Most piano driven singer/songwriters always get lumped into the category of Billy Joel, Elton, Ben Folds, etc, how do you differ from that particular style? How has it influenced you, if it has?

I love being a piano man.  We are a rare breed these days. Though there are few of us, we are not all the same. The piano is simply a tool for us as songwriters.  For me, it is the most effective tool.  I can play a guitar backwards and front, but by design, it does not offer the range or flexibility in attack that I need to fully express a lot of ideas.  Yes, its at times awkward to sit onstage with a piano or electric piano, and does not allow one to rock out and dance around like a maniac, but thats not what I'm trying to do.  I am inviting you in to hear a story, to tell you about something that happened.  Because stuff happens to us everyday and if we can talk about it, it makes us feel better.     

Being based in LA, how has the city influenced your work?

While a lot of the first record is retrospective, my recent work is more about the future. Through writing and recording "Now is the Time" I reached a certain sense of closure with the wild, young adventures of my early twenties and am thinking more and more about what the future holds.  The songs I am writing now are based around a sense of optimism in a new chapter, in a new place. 

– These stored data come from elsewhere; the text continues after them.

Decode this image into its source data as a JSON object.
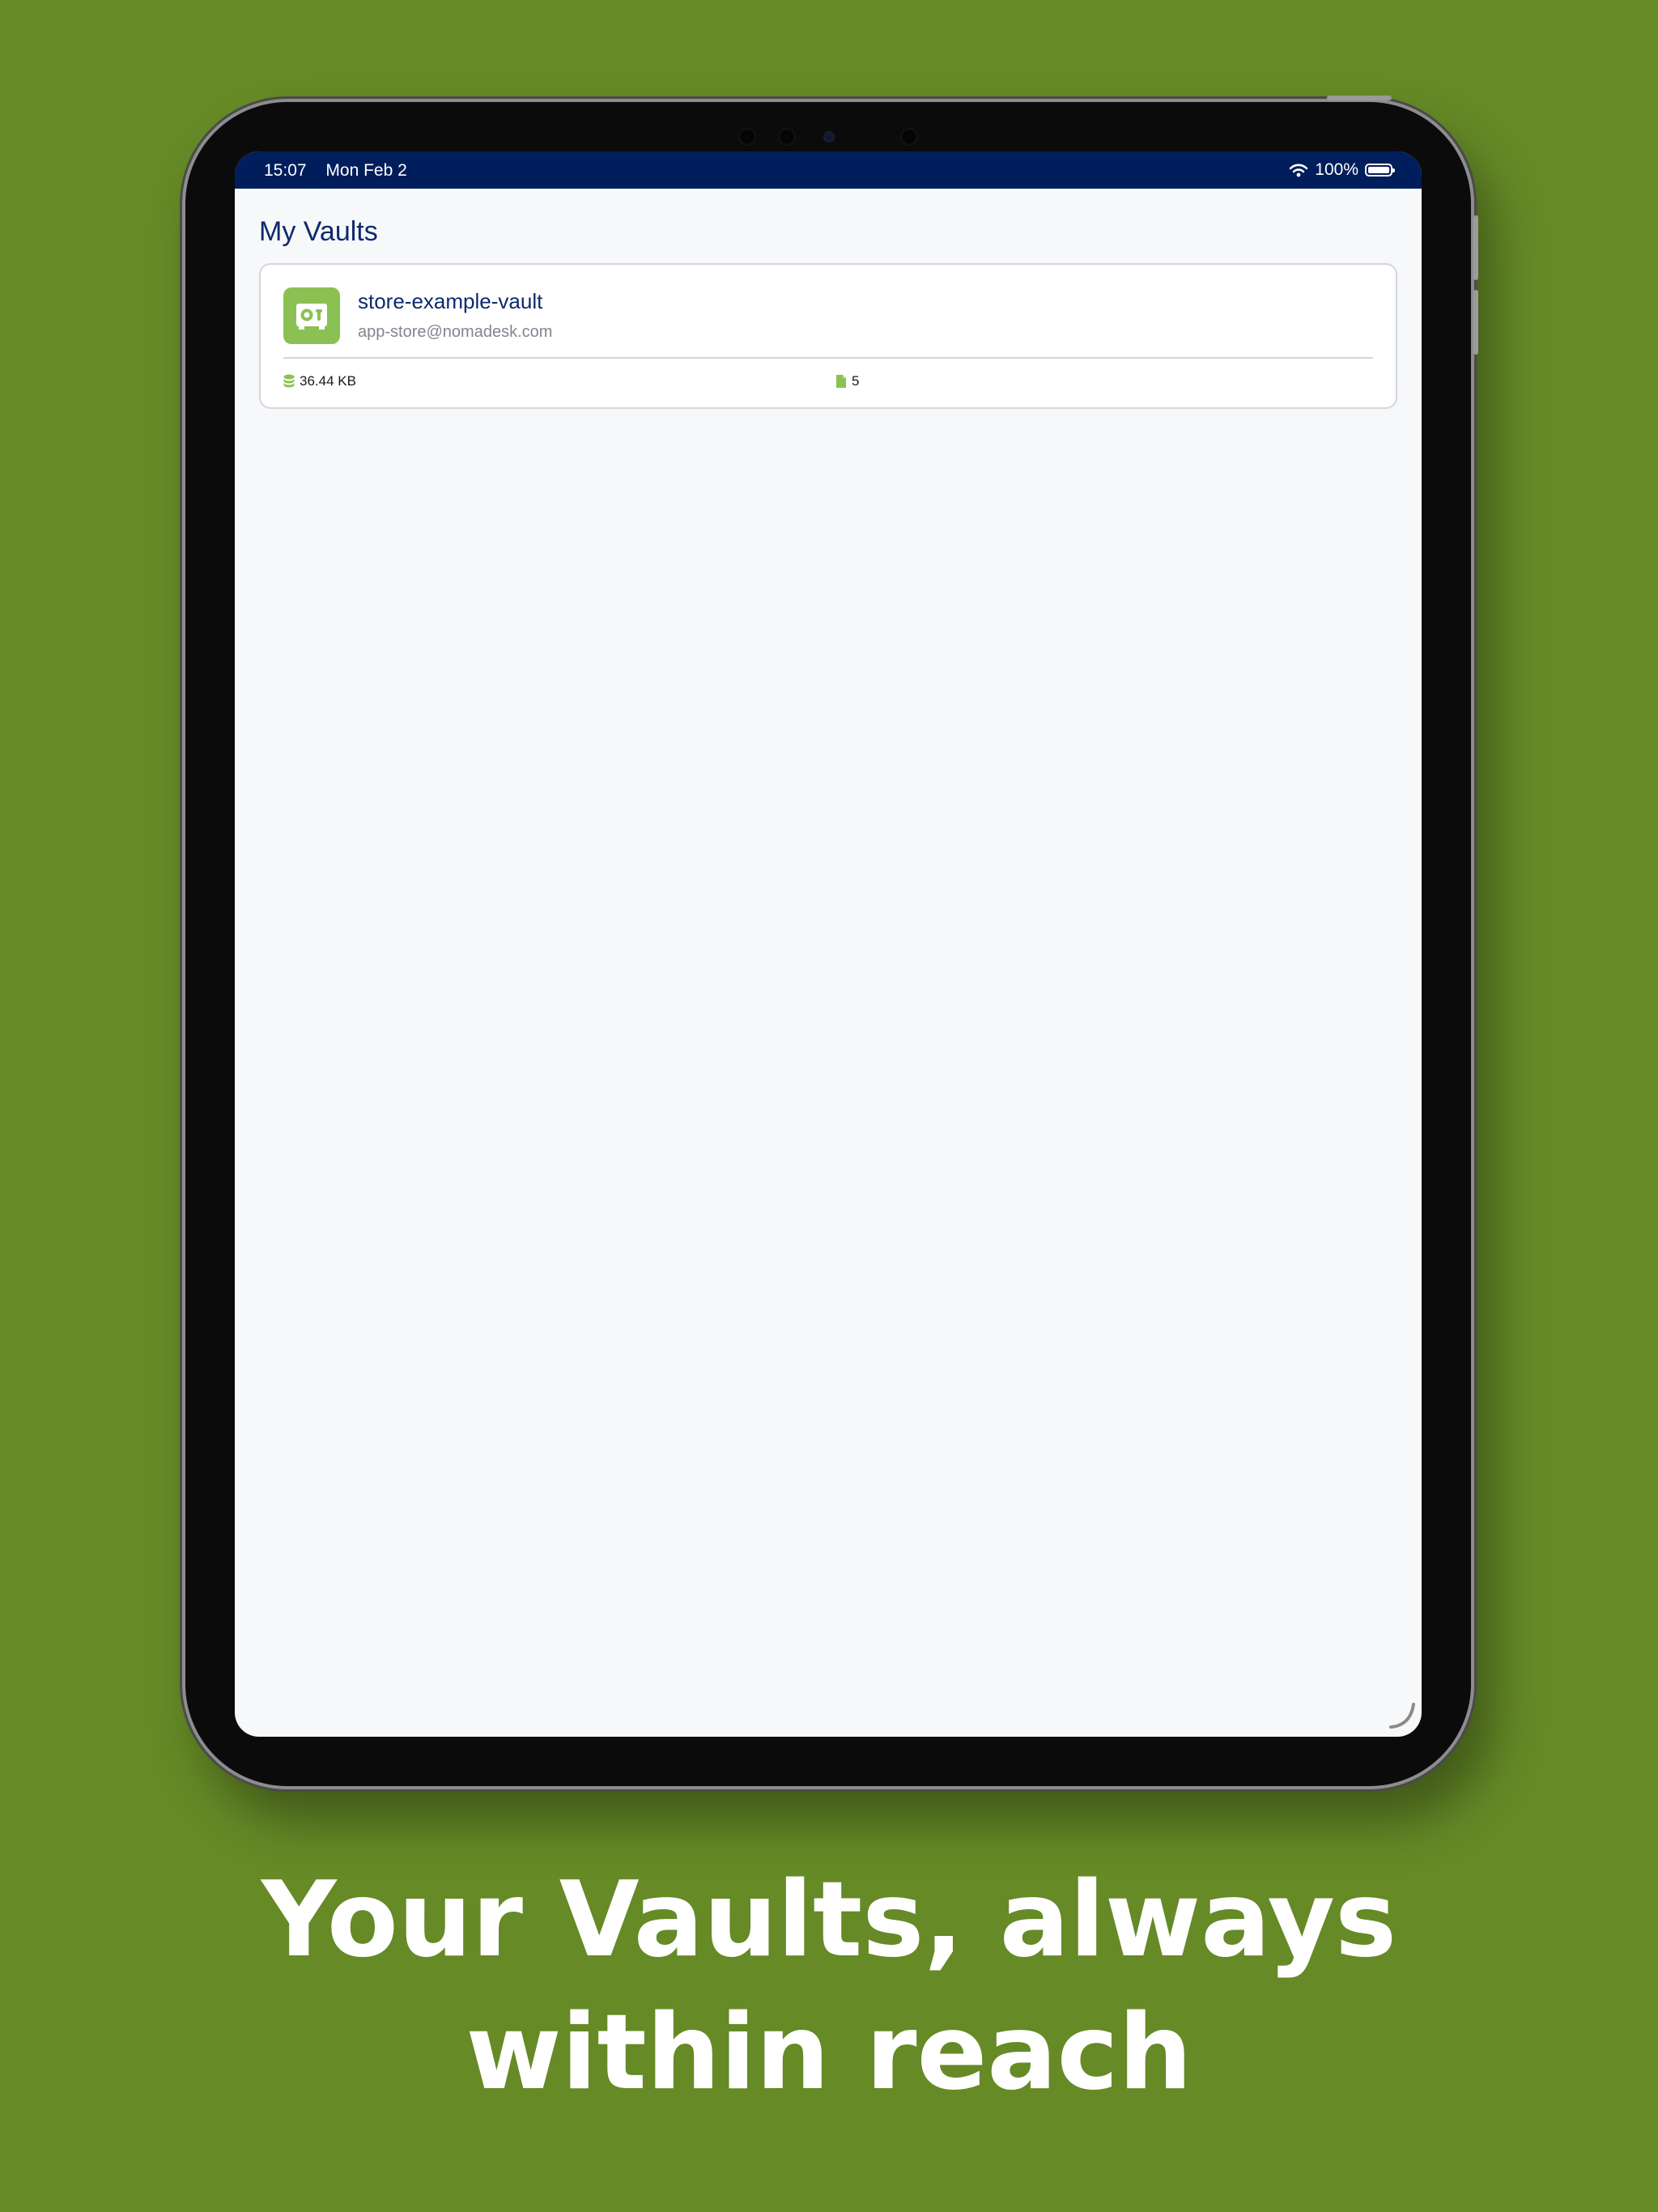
{
  "status_bar": {
    "time": "15:07",
    "date": "Mon Feb 2",
    "battery": "100%"
  },
  "page": {
    "title": "My Vaults"
  },
  "vaults": [
    {
      "name": "store-example-vault",
      "email": "app-store@nomadesk.com",
      "size": "36.44 KB",
      "file_count": "5"
    }
  ],
  "marketing": {
    "headline_line1": "Your Vaults, always",
    "headline_line2": "within reach"
  },
  "colors": {
    "background": "#658a26",
    "status_bar": "#001d5c",
    "accent": "#8bc152",
    "title": "#0d2a6b"
  },
  "icons": [
    "wifi-icon",
    "battery-icon",
    "vault-safe-icon",
    "database-icon",
    "file-icon",
    "resize-grip-icon"
  ]
}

You come from Indiana and then moved to LA, did the shift in atmosphere change you as an artist?
  
This is where I first considered myself an artist, not just a musician. LA is a place that people come to looking for something better. I came looking for a better me, to write better songs, to try myself out in this swamp of dreams, in a place where all the craziest people from every small town in America have come to compete in a kind of Mad Max Thunderdome. Growing up in Indiana, moving to Atlanta, and then finally settling into California have all given me a lot. But Los Angeles is by far the most inspiring environment I have yet to experience. I have a feeling I will be staying here for a while. 

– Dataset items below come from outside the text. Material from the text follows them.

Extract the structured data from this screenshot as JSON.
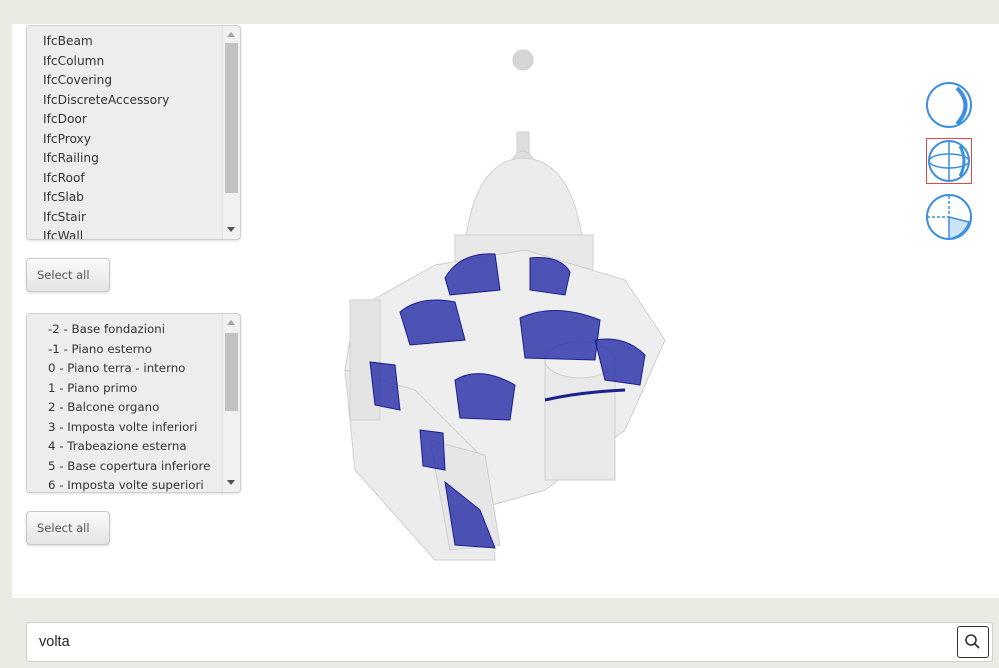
{
  "ifc_types": {
    "items": [
      "IfcBeam",
      "IfcColumn",
      "IfcCovering",
      "IfcDiscreteAccessory",
      "IfcDoor",
      "IfcProxy",
      "IfcRailing",
      "IfcRoof",
      "IfcSlab",
      "IfcStair",
      "IfcWall"
    ],
    "select_all_label": "Select all"
  },
  "storeys": {
    "items": [
      "-2 - Base fondazioni",
      "-1 - Piano esterno",
      "0 - Piano terra - interno",
      "1 - Piano primo",
      "2 - Balcone organo",
      "3 - Imposta volte inferiori",
      "4 - Trabeazione esterna",
      "5 - Base copertura inferiore",
      "6 - Imposta volte superiori"
    ],
    "select_all_label": "Select all"
  },
  "viewer": {
    "nav_icons": [
      "orbit-sphere-icon",
      "globe-grid-icon",
      "section-sphere-icon"
    ],
    "selected_nav": "globe-grid-icon",
    "highlight_color": "#2a2fa8",
    "model_color": "#dcdcdc",
    "selection_outline_color": "#e04848"
  },
  "search": {
    "value": "volta",
    "button_icon": "search-icon"
  }
}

What prompted the move to LA?

For some reason, I thought that by moving to a new place I would be able to escape the tings that had held me back.  I realized though, where ever you go you are there with yourself.  There is nowhere you can run from your own limitations. It was good for me to finally realize this as I had tried to run before.  This realization, paired with the insanity of LA (make no mistake, it’s an F-ing circus out here) has really influenced my writing.

Bringing out a certain honesty that I was not emotionally equipped top express before being humbled by this strange oasis by the sea.   

Even though you are working on your debut, does an artist like yourself still write songs that could appear on that record or be held for another time down the line?

I am writing everyday.  Trying to let songs breathe on their own without shaping them into this idea of how I should sound and how I should present myself. The songs dictate who you are. The truth will come through, but you have to let it.  I am always trying to get more honest with myself by not trying so hard. 

What is next for you this year?

I have a killer group of players who are doing the live stuff with me. We will be keeping pretty busy in and around LA for a while.  In the studio, I am working on an EP that will be somewhat different than the full length.  We are recording it on a Fender Rohdes, whereas ‘Now is the Time’ was done all on a grand piano. Instead of full instrumentation (strings, horns, rhythm section) the new songs will be a lot more bare bones. They will each feature one accompanying instrument, instead of a whole section.  I have enlisted the help of some close friends who work more in the electronic music world and we are toying with some underlying soundscapes, atmospheric stuff.  I love the idea of combining traditional songwriting with more modern electronic elements (or as my collaborators call it, IDM, intelligent dance music.)